10.咄嗟に出た言葉の刃

「いや、無理でしょ」

「うぇっ」


一言の元にばっさりと両断され、ミミックは動揺して抱えていた紙束を取り落とす。

空中で掴もうと何度も腕を空振る間抜けなおどりを眺めながら、マッピーは言葉を重ねた。


「一応貴方、ミミック族の代表として人間と戦争を起こさないようここに連れられてきたんですよ?

会館から出してもらえるわけないでしょ」

「ふぐ」


部屋に唯一ある窓は、外側ではなく隣室に空気穴のようについているだけ。

そのすぐ横に設置された目的が丸分かりなカメラとスピーカーが、更なる閉塞感をいやましに増していた。

部屋から出れたとしてもそこはあくまで会館の敷地内。


逃がさないという気概をありありと感じる部屋の構成が、かろうじて呑み込んだ『人質』という言葉を裏付けているようだ。


「ここへの輸送ルートも隠されて運ばれただろうし、生まれてずっと洞窟暮らしで地理のちの字も知らないミミック族が一瞬見えた景色だけでたどり着けるとは思えないし」

「こ、こんな景色だったもん! 写真がどこで撮れたか調べていけば、きっと」

「その写真を撮った場所と貴方が見た場所が同じとは限らないでしょ」


大の男が語尾にもんをつけるんじゃない。

精一杯の抵抗で突きつけた写真は、ため息と共にマッピーによって上から重ねられた紙束の下敷きになって埋もれてしまう。


「だ、だって、だって……」


二つ浮かぶ眼球に涙の膜が張り、潤みはじめた。

あまりにも弱すぎる魔族の主張に、しかしマッピーはトドメを刺す勢いで正論を振りかざす。


「そもそも。

共通スペースに出て会話する勇気もない貴方が、外に出て目的地までまともに旅ができるとは思えません」

「……」


とうとうミミックはうつむいて無言になってしまった。

肩を落とし、丸まった背中が、思い切りつま先立ちしなければ目すら合わなかった体躯を小さく見せる。

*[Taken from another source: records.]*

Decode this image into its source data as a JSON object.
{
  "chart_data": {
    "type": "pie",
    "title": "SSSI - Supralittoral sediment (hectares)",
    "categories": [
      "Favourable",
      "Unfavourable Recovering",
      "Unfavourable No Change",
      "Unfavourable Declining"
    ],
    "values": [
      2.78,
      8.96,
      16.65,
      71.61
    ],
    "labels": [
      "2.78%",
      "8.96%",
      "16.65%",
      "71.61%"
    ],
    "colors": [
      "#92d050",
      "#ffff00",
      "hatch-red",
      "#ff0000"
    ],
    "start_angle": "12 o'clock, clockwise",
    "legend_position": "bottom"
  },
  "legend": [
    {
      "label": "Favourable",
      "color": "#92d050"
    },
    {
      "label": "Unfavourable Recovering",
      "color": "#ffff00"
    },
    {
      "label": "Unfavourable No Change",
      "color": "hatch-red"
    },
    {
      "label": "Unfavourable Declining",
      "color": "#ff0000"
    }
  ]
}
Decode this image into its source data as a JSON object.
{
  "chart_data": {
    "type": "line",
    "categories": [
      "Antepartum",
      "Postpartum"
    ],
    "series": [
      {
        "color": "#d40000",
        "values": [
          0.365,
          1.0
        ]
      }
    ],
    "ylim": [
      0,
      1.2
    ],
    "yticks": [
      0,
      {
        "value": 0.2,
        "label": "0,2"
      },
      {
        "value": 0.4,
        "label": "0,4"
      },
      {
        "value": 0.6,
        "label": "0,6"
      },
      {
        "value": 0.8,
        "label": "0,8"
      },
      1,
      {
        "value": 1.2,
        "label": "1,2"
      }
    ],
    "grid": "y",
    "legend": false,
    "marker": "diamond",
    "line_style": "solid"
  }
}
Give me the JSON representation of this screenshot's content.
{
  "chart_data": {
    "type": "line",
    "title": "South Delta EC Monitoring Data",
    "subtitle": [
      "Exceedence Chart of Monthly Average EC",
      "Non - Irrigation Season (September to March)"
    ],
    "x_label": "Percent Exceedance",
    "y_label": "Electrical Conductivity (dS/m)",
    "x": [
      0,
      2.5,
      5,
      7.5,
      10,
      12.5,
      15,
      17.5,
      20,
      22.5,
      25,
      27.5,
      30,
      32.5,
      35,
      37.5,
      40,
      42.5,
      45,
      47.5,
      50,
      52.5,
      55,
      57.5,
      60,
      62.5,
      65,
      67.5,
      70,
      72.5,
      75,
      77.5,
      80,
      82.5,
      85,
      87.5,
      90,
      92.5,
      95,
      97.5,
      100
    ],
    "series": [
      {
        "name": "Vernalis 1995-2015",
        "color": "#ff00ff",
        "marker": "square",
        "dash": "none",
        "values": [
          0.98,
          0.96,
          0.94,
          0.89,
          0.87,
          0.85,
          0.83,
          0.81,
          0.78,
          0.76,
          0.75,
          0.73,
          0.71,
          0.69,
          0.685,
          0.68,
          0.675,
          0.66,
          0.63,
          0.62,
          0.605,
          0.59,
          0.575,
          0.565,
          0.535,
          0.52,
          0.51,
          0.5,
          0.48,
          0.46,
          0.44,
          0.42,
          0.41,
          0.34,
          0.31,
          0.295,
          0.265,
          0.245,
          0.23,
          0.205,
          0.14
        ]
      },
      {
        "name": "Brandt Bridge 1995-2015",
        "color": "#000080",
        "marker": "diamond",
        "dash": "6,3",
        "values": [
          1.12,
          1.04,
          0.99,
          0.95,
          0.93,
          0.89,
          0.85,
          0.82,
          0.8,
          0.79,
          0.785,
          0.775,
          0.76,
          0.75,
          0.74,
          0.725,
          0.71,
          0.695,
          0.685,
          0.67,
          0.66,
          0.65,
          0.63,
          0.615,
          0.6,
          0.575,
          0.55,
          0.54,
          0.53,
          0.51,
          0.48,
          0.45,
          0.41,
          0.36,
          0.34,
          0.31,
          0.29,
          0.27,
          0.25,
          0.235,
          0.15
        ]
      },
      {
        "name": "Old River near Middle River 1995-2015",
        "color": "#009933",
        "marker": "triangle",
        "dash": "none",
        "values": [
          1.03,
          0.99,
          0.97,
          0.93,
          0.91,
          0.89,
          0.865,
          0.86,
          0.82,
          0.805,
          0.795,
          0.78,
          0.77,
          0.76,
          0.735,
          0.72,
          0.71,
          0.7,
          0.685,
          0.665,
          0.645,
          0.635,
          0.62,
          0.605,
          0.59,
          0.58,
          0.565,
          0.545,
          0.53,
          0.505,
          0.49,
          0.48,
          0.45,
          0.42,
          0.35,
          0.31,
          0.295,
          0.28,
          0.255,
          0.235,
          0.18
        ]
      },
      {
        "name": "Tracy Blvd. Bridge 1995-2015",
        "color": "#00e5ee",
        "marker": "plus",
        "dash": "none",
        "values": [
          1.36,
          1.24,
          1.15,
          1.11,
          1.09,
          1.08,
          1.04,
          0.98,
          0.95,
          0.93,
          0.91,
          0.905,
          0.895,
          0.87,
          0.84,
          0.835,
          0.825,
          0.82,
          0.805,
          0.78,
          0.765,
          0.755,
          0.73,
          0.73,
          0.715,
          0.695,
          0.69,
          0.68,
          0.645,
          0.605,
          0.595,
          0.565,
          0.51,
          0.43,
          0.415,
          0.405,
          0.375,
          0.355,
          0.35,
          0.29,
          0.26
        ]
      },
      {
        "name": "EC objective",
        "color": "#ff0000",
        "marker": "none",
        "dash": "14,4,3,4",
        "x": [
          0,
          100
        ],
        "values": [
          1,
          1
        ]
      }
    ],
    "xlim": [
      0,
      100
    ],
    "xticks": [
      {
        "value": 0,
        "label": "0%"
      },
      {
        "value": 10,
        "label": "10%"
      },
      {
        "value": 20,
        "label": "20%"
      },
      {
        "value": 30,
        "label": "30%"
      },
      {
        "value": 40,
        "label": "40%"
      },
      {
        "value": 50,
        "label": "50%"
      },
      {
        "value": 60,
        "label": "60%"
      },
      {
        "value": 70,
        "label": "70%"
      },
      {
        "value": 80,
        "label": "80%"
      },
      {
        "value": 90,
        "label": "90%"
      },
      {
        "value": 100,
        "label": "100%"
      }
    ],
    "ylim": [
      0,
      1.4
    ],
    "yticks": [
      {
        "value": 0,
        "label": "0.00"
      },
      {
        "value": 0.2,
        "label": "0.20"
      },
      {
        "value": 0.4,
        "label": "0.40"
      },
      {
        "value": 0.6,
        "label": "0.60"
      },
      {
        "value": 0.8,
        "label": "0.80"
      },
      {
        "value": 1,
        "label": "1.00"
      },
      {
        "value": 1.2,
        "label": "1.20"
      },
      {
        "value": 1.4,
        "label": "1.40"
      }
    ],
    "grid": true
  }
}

かろうじて涙は流していないものの、両目の角度からわかるしかめっ面が、矢継ぎ早に繰り出された言葉によって打ちのめされたのは確実であった。


マッピーの胸中に広がるのはわずかばかりの罪悪感と、それを遥かに上回る『見当違いの言葉を吐く口を黙らせてやった』という達成感だった。


難を上げるとするならば、その達成感は後味が悪かった。

居心地の悪さにわざと顔をしかめて、自分が持っていた紙束を、ミミックがもう一度拾い直した上へ重ねた。

乱暴に置いたというのに、マッピーの言葉で老人のごとく丸まっていた背中は、紙束の重量ではかすかにも揺れなかった。


「掃除しますから。

もう話しかけないでくださいね」


焦げたパンの苦いところを舌に乗せてしまったような、嫌な感覚だ。

ミミックと話しているとそれがずっと続きそうな気がして、マッピーは先手を打って会話を切り上げる。


背中すら向けて本格的にモップを動かしていると、のそりと気配は移動した。

ついで蝶番の軋む音と、紙の擦れる音。

どうやら普段背負っている箱に集めた写真や資料をしまいこんでいるようだ。


諦めの悪い奴。

目を眇めたマッピーは、時折聞こえる鼻をすする音に、聞こえないふりをした。